My background has also given me the opportunity to work across disciplines and alongside people with very different expertise, perspectives, and lived experiences. While I may bring clinical, research, and leadership experience to the table, I try to approach spaces like Masterminds with humility and curiosity. Fancy letters after someone’s name do not make them the most knowledgeable person in the room, and I firmly believe some of the most important expertise comes from lived experience, communities, and the people directly impacted by the work. I think the best ideas and innovations happen when we create space for all of those perspectives to come together.

How does participating in Mastermind sessions align with your professional goals and interests?

At the risk of sounding like an even bigger nerd, Masterminds really sit at the center of the kind of work that makes me happy and genuinely makes me want to get out of bed in the morning. I’ve always been drawn to the spaces where big ideas, community partnerships, science, systems, and creativity all collide. You put those things together and I am all in. Some people hear phrases like “systems change” or “cross-sector collaboration” and immediately want to run in the opposite direction, while I’m over here making color-coded notes and getting excited about the possibilities. Professionally, so much of my work goes back to that idea of the ripple. How do we create healthier systems and communities for children so that we are not just focused on illness, but instead building environments that truly allow kids and families to thrive?
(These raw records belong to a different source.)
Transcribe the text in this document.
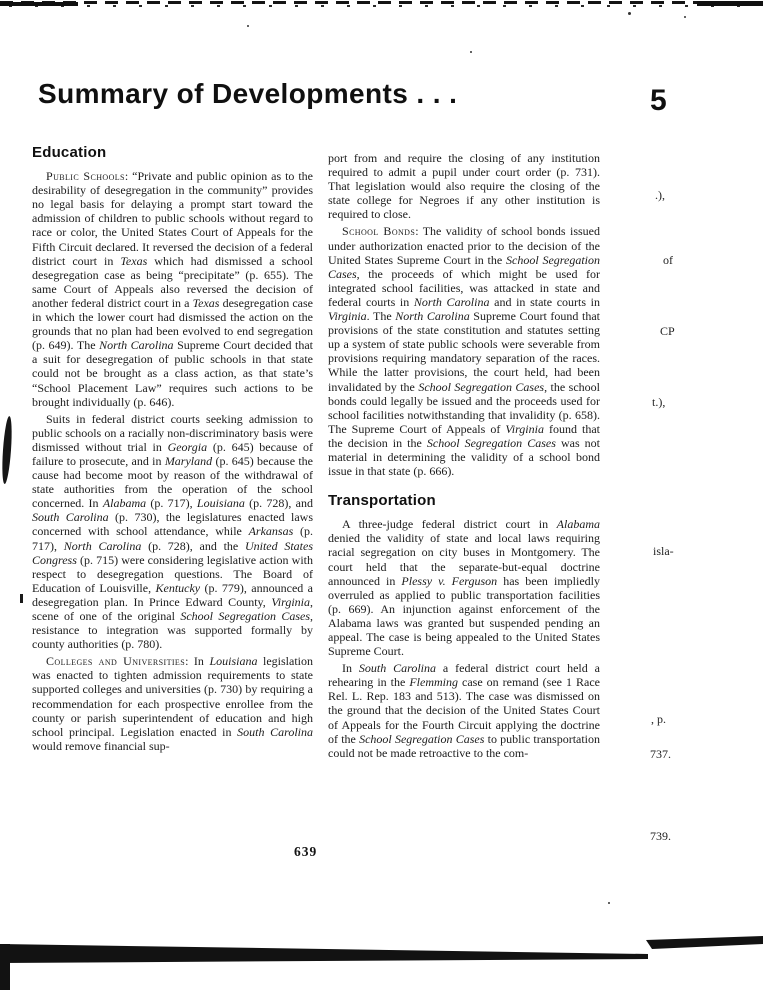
Summary of Developments . . .
Education

Public Schools: “Private and public opinion as to the desirability of desegregation in the community” provides no legal basis for delaying a prompt start toward the admission of children to public schools without regard to race or color, the United States Court of Appeals for the Fifth Circuit declared. It reversed the decision of a federal district court in Texas which had dismissed a school desegregation case as being “precipitate” (p. 655). The same Court of Appeals also reversed the decision of another federal district court in a Texas desegregation case in which the lower court had dismissed the action on the grounds that no plan had been evolved to end segregation (p. 649). The North Carolina Supreme Court decided that a suit for desegregation of public schools in that state could not be brought as a class action, as that state’s “School Placement Law” requires such actions to be brought individually (p. 646).

Suits in federal district courts seeking admission to public schools on a racially non-discriminatory basis were dismissed without trial in Georgia (p. 645) because of failure to prosecute, and in Maryland (p. 645) because the cause had become moot by reason of the withdrawal of state authorities from the operation of the school concerned. In Alabama (p. 717), Louisiana (p. 728), and South Carolina (p. 730), the legislatures enacted laws concerned with school attendance, while Arkansas (p. 717), North Carolina (p. 728), and the United States Congress (p. 715) were considering legislative action with respect to desegregation questions. The Board of Education of Louisville, Kentucky (p. 779), announced a desegregation plan. In Prince Edward County, Virginia, scene of one of the original School Segregation Cases, resistance to integration was supported formally by county authorities (p. 780).

Colleges and Universities: In Louisiana legislation was enacted to tighten admission requirements to state supported colleges and universities (p. 730) by requiring a recommendation for each prospective enrollee from the county or parish superintendent of education and high school principal. Legislation enacted in South Carolina would remove financial sup-

port from and require the closing of any institution required to admit a pupil under court order (p. 731). That legislation would also require the closing of the state college for Negroes if any other institution is required to close.

School Bonds: The validity of school bonds issued under authorization enacted prior to the decision of the United States Supreme Court in the School Segregation Cases, the proceeds of which might be used for integrated school facilities, was attacked in state and federal courts in North Carolina and in state courts in Virginia. The North Carolina Supreme Court found that provisions of the state constitution and statutes setting up a system of state public schools were severable from provisions requiring mandatory separation of the races. While the latter provisions, the court held, had been invalidated by the School Segregation Cases, the school bonds could legally be issued and the proceeds used for school facilities notwithstanding that invalidity (p. 658). The Supreme Court of Appeals of Virginia found that the decision in the School Segregation Cases was not material in determining the validity of a school bond issue in that state (p. 666).

Transportation

A three-judge federal district court in Alabama denied the validity of state and local laws requiring racial segregation on city buses in Montgomery. The court held that the separate-but-equal doctrine announced in Plessy v. Ferguson has been impliedly overruled as applied to public transportation facilities (p. 669). An injunction against enforcement of the Alabama laws was granted but suspended pending an appeal. The case is being appealed to the United States Supreme Court.

In South Carolina a federal district court held a rehearing in the Flemming case on remand (see 1 Race Rel. L. Rep. 183 and 513). The case was dismissed on the ground that the decision of the United States Court of Appeals for the Fourth Circuit applying the doctrine of the School Segregation Cases to public transportation could not be made retroactive to the com-

639
5
.),
of
CP
t.),
isla-
, p.
737.
739.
Masterminds provide this incredible opportunity to sit in spaces with other people who are trying to think differently, challenge assumptions, and imagine new possibilities for children’s health and the communities they live in. And honestly, why wouldn’t I love being in spaces where I get to help refine ideas, connect dots, brainstorm solutions, and help people navigate the inevitable hiccups that come along with innovation and systems change work? I usually leave with ten new ideas for my own work, and renewed excitement about what is possible when people come together around improving the lives of kids and families.

What would you like others to know about participating in the Mastermind as an advisor?

First, I would want people to know that participating as an advisor is genuinely fun. Yes, I fully recognize that my definition of “fun” may be different than others — but truly, these sessions are energizing in the best possible way.

I also think it is important for people to know that you do not have to walk into a Mastermind having all the answers. The value is not about being the smartest person in the room or having some magical solution. The value comes from bringing together people with different expertise, perspectives, and lived experiences who are all trying to figure out how to throw better pebbles into the ocean — the ones that create the biggest ripples for kids, families, and communities.

Some of the best moments happen when someone asks a question nobody else thought to ask, makes a connection across completely different fields, or reframes a challenge in a new way. That is where innovation really happens.

And honestly, it goes both ways. While advisors are there to support changemakers, I leave every session learning something new myself. I walk away inspired, hopeful, and usually with at least three new ideas scribbled in the margins of my notes for my own work.